- Battle of Clarines: Part of the Venezuelan War of Independence
| Date | 9 January 1817 |
| Location | Clarines9°56′36″N 65°09′58″W﻿ / ﻿9.94333°N 65.16611°W |
| Result | Royalist victory |

Belligerents
- Third Republic of Venezuela: Spanish Empire

Commanders and leaders
- Simón Bolívar Juan Bautista Arismendi: Francisco Jiménez José María Chaurán Chief Chauràn

Strength
- 800–1,600 soldiers: ~550 soldiers ~330 native archers +10 horsemen

Casualties and losses
- ~900: Unknown

= Battle of Clarines =

1817 battle in the Venezuelan War of Independence

The Battle of Clarines (Batalla de Clarines) took place during the Venezuelan War of Independence. Royalist forces attacked a north-bound force from the Third Republic of Venezuela near the town of Clarines. The outnumbered and poorly armed Royalists secured a victory against the Patriot rebels.

==Background==
After arriving from Port-au-Prince, revolutionaries Simón Bolívar and Juan Bautista Arismendi gathered a force of 700 soldiers at Margarita Island for a new campaign to take the city of Caracas.

==Battle==
On 9 January 1817, 10 days after Bolívar's and Arismendi's arrival in mainland Venezuela, the force, which had been bolstered with 900 more soldiers, was on the way to Puerto Píritu. It was there that they were attacked by a Royalist force from an entrenched position near the Unare River. The group had around 890 soldiers, including 330 native archers and 10 horsemen.
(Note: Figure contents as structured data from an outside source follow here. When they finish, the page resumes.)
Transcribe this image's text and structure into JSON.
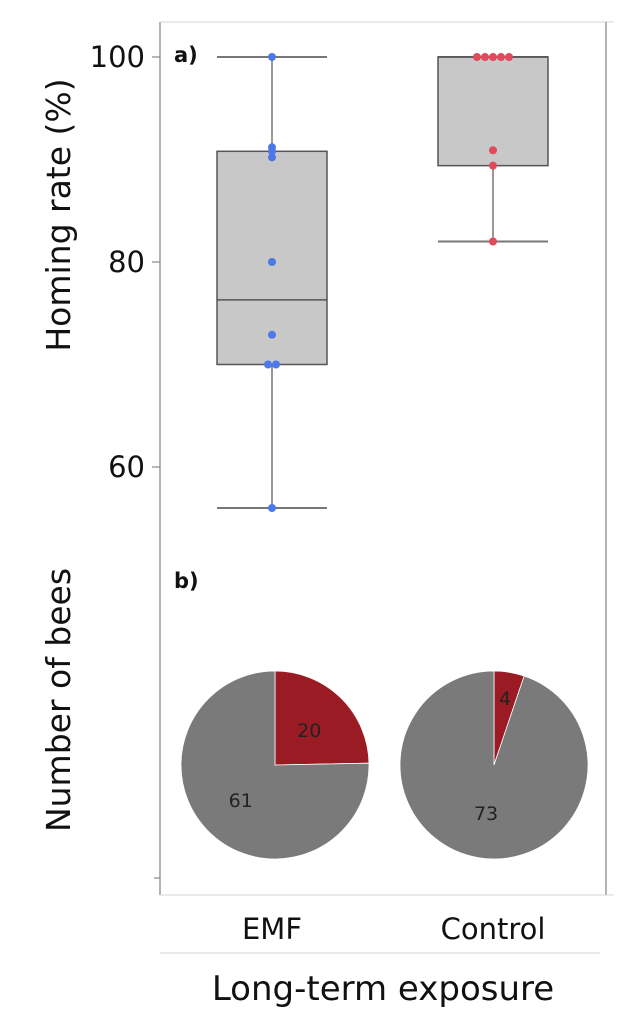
{
  "chart_data": [
    {
      "type": "box",
      "panel_label": "a)",
      "ylabel": "Homing rate (%)",
      "ylim": [
        55,
        102
      ],
      "yticks": [
        60,
        80,
        100
      ],
      "categories": [
        "EMF",
        "Control"
      ],
      "boxes": [
        {
          "category": "EMF",
          "whisker_low": 56,
          "q1": 70,
          "median": 76.3,
          "q3": 90.8,
          "whisker_high": 100,
          "points": [
            100,
            91.2,
            90.8,
            90.2,
            80,
            72.9,
            70,
            70,
            56
          ]
        },
        {
          "category": "Control",
          "whisker_low": 82,
          "q1": 89.4,
          "median": 100,
          "q3": 100,
          "whisker_high": 100,
          "points": [
            100,
            100,
            100,
            100,
            100,
            90.9,
            89.4,
            82
          ]
        }
      ],
      "colors": {
        "EMF": "#4c78e8",
        "Control": "#e04a5a",
        "box_fill": "#c8c8c8",
        "box_stroke": "#555555"
      }
    },
    {
      "type": "pie",
      "panel_label": "b)",
      "ylabel": "Number of bees",
      "pies": [
        {
          "category": "EMF",
          "slices": [
            {
              "value": 20,
              "color": "#9a1b24"
            },
            {
              "value": 61,
              "color": "#7a7a7a"
            }
          ]
        },
        {
          "category": "Control",
          "slices": [
            {
              "value": 4,
              "color": "#9a1b24"
            },
            {
              "value": 73,
              "color": "#7a7a7a"
            }
          ]
        }
      ]
    }
  ],
  "xlabel": "Long-term exposure"
}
During the course of battle, a native force led by José María Charuán, Chief of Clarines tribe, marched through the forest to attack the Patriots from the rear. This outflanking maneuver caused the Patriot forces to panic, scatter and be massacred. Many survivors were driven into the forest, where they drowned or were later captured and executed. In all, around 900 Patriot forces were killed.

The battle was a major loss for the Patriot forces. Few survived the battle, including Bolívar, Arismendi, and five more officers.

==Aftermath==
Bolívar and Arismendi fled to Barcelona on mules, with Bolívar moving into Guyana to reorganize the Patriot army and prepare for the Second Battle of Angostura.